En attendant, les RSSI restent circonspects et attendent d’évaluer les produits recommandés par l’agence. Chez Orange, Jean-Luc Molinier explique ainsi qu’en matière de sondes, son groupe va soupeser les solutions que l’Anssi propose et vérifier que ces produits sont bien supérieurs à ceux déployés actuellement avant de prendre toute décision de remplacement. A la SNCF, Joël Noirot note : « sur les outils sophistiqués, l’offre française reste limitée. En matière de cybersécurité, il demeure difficile de se passer de la technologie américaine. »
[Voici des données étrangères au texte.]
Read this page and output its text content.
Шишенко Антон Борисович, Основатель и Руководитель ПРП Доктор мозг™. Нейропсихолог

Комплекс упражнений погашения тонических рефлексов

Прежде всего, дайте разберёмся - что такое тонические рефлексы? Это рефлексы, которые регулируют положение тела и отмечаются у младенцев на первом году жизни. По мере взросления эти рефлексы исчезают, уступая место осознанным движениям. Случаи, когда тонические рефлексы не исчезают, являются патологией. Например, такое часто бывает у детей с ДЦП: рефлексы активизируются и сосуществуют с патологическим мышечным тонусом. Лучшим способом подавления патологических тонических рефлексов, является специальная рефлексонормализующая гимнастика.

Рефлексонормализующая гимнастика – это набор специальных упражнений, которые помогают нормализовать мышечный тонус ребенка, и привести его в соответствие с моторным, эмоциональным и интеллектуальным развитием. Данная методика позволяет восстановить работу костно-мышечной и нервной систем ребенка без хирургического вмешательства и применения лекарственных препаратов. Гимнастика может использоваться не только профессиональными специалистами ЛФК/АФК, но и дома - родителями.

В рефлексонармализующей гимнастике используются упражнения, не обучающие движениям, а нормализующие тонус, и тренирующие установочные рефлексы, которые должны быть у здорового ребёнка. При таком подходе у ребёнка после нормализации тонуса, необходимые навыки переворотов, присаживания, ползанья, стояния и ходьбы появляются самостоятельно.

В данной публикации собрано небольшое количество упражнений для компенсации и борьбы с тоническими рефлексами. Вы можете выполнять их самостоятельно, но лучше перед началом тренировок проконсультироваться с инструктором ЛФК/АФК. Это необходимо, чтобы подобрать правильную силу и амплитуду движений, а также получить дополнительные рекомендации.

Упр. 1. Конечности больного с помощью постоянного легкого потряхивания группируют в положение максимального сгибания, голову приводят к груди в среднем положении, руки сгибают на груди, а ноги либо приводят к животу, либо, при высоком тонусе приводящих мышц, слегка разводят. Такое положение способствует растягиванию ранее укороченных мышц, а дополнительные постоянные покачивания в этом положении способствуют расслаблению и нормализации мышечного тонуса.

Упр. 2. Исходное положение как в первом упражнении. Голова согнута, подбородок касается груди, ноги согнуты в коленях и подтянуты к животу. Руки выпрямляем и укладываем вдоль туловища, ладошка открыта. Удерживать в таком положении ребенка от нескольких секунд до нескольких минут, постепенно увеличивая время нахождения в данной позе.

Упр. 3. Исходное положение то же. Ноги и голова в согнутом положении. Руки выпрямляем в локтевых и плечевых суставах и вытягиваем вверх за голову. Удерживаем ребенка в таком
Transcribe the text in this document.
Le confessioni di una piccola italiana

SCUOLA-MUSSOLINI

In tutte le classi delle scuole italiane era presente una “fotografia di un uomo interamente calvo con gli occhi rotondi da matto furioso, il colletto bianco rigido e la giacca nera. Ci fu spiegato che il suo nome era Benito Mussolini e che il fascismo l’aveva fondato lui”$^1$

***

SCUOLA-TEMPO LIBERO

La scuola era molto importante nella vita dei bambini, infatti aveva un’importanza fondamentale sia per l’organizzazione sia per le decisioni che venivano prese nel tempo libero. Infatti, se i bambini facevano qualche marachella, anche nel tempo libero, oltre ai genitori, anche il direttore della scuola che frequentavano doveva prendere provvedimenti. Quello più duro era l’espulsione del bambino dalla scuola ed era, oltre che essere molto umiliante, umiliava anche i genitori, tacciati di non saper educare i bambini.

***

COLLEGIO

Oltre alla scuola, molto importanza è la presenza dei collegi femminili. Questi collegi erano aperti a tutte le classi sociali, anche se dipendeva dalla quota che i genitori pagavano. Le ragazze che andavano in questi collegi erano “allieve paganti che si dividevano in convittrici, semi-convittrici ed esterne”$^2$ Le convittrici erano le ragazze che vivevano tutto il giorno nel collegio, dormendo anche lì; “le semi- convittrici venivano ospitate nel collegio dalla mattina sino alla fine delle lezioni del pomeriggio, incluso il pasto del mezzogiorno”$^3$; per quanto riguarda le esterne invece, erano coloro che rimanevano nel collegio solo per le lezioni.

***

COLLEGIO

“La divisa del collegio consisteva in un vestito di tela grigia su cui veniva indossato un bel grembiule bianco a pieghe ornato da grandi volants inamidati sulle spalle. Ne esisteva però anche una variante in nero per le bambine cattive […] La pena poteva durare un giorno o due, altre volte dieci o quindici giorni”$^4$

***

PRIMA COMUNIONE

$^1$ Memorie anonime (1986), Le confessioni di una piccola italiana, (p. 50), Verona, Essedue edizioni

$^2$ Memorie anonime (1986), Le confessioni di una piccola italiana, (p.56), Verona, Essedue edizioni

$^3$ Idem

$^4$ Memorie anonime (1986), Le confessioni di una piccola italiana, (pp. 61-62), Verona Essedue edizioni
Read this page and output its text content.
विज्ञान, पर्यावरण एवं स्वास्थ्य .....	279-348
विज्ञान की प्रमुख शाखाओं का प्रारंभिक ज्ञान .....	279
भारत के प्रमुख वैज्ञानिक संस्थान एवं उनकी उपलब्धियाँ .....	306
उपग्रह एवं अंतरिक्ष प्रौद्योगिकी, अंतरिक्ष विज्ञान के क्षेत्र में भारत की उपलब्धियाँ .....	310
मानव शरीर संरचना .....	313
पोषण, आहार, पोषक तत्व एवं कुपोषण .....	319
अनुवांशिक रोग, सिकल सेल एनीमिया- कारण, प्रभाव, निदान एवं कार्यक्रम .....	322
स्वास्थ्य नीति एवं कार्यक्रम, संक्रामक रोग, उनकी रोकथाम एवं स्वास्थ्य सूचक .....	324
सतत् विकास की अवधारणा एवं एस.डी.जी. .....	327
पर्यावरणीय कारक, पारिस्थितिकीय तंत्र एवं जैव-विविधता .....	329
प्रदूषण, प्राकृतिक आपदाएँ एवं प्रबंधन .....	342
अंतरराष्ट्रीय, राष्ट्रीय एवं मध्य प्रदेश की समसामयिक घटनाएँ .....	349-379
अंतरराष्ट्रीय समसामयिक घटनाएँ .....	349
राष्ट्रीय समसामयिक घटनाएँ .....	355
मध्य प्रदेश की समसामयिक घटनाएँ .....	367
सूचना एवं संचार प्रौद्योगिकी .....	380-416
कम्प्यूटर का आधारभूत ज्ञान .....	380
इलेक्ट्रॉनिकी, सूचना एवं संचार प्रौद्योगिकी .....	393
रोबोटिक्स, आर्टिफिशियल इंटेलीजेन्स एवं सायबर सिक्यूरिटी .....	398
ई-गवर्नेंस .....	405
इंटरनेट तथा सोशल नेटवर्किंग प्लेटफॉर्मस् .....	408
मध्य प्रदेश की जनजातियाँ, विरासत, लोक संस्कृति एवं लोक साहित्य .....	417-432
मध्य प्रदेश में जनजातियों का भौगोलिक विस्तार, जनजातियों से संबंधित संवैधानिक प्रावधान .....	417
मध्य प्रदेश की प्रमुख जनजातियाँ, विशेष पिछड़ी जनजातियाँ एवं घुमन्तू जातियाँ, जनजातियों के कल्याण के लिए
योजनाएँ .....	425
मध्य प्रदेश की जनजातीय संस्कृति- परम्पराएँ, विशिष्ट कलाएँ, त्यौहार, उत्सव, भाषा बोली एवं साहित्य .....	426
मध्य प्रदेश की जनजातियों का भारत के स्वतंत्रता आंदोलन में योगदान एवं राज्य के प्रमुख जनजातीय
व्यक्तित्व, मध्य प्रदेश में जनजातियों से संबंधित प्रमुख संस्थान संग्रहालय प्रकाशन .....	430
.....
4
Une vision que conteste évidemment Airbus Defence and Space Cybersecurity qui, via sa division Stormshield, propose des firewalls, des solutions de protection des terminaux et des données. « Nous espérons une harmonisation européenne des certifications qui favoriserait le développement des industriels du continent », plaide Matthieu Bonenfant, directeur marketing produits de Stormshield. Une voie qui permettrait de limiter les investissements dans les processus de certification des divers pays de l’Union tout en favorisant la lisibilité de l’offre pour les donneurs d’ordre. La future directive NIS, une LPM ‘light’ en cours de discussion à Bruxelles, aurait pu être ce texte fédérateur, sauf que son application sera laissée à l’appréciation de chaque état. Parallèlement, bien qu’officiellement proches, l’Anssi française et son homologue allemand (le BSI) ne sont pas parvenus à s’aligner sur les critères de certification des produits de sécurité.